Friday, August 2, 2002


Remembering the early days

"Everyone pitched in. We didn't have sharply defined designated positions," says Mosquito co-founder Bonnie Miskolczy. "Everyone did everything. The volunteer atmosphere was important." Miskolczy says that when no one else was available to cover something, she and Skip Anderegg, the paper's co-founder, would fill the gap. From its founding in August 1972, the names of all who worked on an issue would be listed with no job designation. (Kathy Coyle's name appeared in the September 1, 1972 issue as it does in this week's.) The first time that a list of reportorial assignments was given was in October 1974, and the title of editor wasn't used until May 4, 1976, when Miskolczy and Ginny Johnson filled the post.

Credits were used in a way that, retrospectively, looks random. Miskolczy says, "Everything was evolving." If people had been disturbed about any coverage, it would have been difficult to make their complaints personal. Photo credits were not consistently given until after the merger of the Mosquito and the Carlisle Gazette in 1983.

Kids were a critical part of the paper in the old days. Their percentage on the staff list was significant. They wrote fiction, features and poetry, covered events and meetings, and enlivened the paper with their drawings. Some of the drawings are still in the Mosquito files and are still used. Paul Lamoreaux, David Eresian, Annie Huber, Heather Behn and Sarah Hatch were among the more prolific. During the first year, five or six kids would meet before each issue with Carole Presberg, to do the drawings. Beginning the following year they met with me. Some drawings were made for specific news stories (police blotter drawings were especially colorful), some were to advertise an upcoming event and some were purely fanciful. Today's back page and "Diverse Diversions" seem staid by comparison to the old "Community Bulletin Board."

Lucinda Turley was a regular fiction writer. In the second issue she began a 12-part story titled "Margaret" that ended in March 1973. Stuart Johnstone was published in the Mosquito many years before his popular trail bike guides came out. Nancy Shohet sees her debut in the paper as the start of her writing career (see Shohet-West's article on page 7.)

Kids were also critical to the collating of each issue, from 1972 until the 1983 merger, when the paper's format was changed to its present form. The paper was initially collated in the Miskolczys' living room. Bonnie says that for years she would find staples in their rug. By that fall the process was moved to Union Hall, where collating parties were held on Tuesday afternoons before the Wednesday deliveries. It took several hours to complete the job and there were always refreshments when the work was finished.
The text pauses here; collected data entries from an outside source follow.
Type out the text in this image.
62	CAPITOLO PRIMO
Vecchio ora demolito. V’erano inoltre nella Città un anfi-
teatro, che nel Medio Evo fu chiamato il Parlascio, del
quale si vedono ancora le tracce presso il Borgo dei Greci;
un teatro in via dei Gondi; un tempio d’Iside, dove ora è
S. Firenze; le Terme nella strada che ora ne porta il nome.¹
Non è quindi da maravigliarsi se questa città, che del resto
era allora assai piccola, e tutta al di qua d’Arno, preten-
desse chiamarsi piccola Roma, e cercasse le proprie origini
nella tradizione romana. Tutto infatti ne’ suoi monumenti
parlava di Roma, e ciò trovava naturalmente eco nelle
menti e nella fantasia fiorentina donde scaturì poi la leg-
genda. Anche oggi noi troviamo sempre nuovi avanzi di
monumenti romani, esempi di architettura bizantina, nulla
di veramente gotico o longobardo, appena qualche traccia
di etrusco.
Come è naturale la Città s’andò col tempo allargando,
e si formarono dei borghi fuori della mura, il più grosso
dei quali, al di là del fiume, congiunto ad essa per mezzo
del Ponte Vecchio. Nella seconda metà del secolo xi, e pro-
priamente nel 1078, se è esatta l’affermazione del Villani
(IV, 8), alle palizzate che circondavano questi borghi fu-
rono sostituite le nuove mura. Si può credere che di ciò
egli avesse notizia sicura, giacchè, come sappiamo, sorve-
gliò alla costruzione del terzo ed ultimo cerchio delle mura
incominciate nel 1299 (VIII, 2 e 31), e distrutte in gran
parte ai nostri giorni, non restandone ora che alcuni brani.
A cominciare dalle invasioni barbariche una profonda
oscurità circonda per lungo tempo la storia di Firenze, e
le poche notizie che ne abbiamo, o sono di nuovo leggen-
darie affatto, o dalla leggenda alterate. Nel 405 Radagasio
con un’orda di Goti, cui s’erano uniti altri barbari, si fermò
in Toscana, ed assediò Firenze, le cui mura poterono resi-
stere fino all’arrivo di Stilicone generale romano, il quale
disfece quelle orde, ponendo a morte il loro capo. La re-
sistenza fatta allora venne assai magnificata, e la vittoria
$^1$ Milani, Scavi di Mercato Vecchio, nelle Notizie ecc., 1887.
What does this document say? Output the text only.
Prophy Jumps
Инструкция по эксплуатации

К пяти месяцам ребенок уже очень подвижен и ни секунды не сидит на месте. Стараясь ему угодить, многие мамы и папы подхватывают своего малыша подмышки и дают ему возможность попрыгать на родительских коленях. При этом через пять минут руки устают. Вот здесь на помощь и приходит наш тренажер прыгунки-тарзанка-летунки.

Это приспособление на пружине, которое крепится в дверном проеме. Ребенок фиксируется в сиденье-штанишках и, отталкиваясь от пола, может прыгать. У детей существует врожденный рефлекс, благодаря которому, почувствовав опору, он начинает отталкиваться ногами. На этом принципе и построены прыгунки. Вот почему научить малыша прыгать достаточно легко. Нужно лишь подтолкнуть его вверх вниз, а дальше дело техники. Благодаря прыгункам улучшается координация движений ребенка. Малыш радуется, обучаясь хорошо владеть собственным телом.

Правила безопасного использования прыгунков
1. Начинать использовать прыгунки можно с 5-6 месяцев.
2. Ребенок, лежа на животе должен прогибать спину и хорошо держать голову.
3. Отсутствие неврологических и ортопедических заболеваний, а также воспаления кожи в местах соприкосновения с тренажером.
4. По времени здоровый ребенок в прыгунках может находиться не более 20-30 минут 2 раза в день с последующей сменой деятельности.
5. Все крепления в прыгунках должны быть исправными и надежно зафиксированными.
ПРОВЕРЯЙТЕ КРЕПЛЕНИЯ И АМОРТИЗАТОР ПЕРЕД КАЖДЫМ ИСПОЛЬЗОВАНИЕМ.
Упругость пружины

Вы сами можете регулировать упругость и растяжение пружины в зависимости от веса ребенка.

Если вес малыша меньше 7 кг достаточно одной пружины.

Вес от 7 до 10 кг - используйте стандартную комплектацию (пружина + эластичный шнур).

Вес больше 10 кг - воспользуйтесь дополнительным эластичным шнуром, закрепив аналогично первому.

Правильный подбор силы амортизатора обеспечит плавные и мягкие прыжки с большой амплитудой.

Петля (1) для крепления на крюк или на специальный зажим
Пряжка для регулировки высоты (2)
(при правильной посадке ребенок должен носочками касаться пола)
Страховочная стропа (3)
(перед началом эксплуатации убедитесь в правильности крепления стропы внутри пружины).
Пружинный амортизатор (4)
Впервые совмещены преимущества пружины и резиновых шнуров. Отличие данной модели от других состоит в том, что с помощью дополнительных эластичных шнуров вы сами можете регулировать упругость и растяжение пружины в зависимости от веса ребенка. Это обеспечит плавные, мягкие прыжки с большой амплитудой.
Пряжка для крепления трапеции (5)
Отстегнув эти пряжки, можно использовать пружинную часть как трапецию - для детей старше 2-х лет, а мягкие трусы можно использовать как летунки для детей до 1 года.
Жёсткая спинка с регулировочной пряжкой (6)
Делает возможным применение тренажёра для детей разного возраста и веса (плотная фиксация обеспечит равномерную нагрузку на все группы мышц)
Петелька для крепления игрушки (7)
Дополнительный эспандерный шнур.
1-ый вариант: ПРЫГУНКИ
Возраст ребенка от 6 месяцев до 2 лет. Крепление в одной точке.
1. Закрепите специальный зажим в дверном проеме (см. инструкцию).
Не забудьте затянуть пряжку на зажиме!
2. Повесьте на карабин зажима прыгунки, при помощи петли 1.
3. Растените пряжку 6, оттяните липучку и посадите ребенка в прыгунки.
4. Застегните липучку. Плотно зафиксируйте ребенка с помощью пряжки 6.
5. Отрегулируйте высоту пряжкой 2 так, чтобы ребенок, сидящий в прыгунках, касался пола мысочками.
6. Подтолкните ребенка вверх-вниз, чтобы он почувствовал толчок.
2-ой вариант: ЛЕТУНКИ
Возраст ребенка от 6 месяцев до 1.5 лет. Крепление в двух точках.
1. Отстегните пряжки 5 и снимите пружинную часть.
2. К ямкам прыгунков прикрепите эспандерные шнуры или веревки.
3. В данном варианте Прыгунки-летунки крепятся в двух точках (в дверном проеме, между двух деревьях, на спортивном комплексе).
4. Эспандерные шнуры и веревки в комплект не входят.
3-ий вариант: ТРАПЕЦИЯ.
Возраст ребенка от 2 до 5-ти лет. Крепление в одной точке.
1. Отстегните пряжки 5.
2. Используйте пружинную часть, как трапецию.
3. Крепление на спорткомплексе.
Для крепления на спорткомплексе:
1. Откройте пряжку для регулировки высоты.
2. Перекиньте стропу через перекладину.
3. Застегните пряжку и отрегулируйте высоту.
The first photos, which were of Patriots Day, appeared in the paper in April 1973, sponsored by the Carlisle Minutemen. The quality of the printing was terrible. Photos were then used sparingly until 1975. Once photos were more frequently used and the printing quality improved, the reliance on drawings gradually lessened.

Covering committee meetings in the early days could be a more informal undertaking than now. The recreation commission meetings under Mary Diment's chairmanship were a pleasure to attend. They were held at her home, there were always refreshments and I — not in my role as a reporter — was welcome to add my two cents worth. Then, as now, the paper has always considered itself, as Miskolczy says, "the paper of record."

Because we were a small town, people were encouraged to follow their own interests and ideas in submitting articles to the paper. The old Mosquito's motto was "All the news to print, we fit." This atmosphere promoted a sense of community in the town and within the paper's staff. Working in the office was always an idea free-for-all. That's one thing that hasn't changed.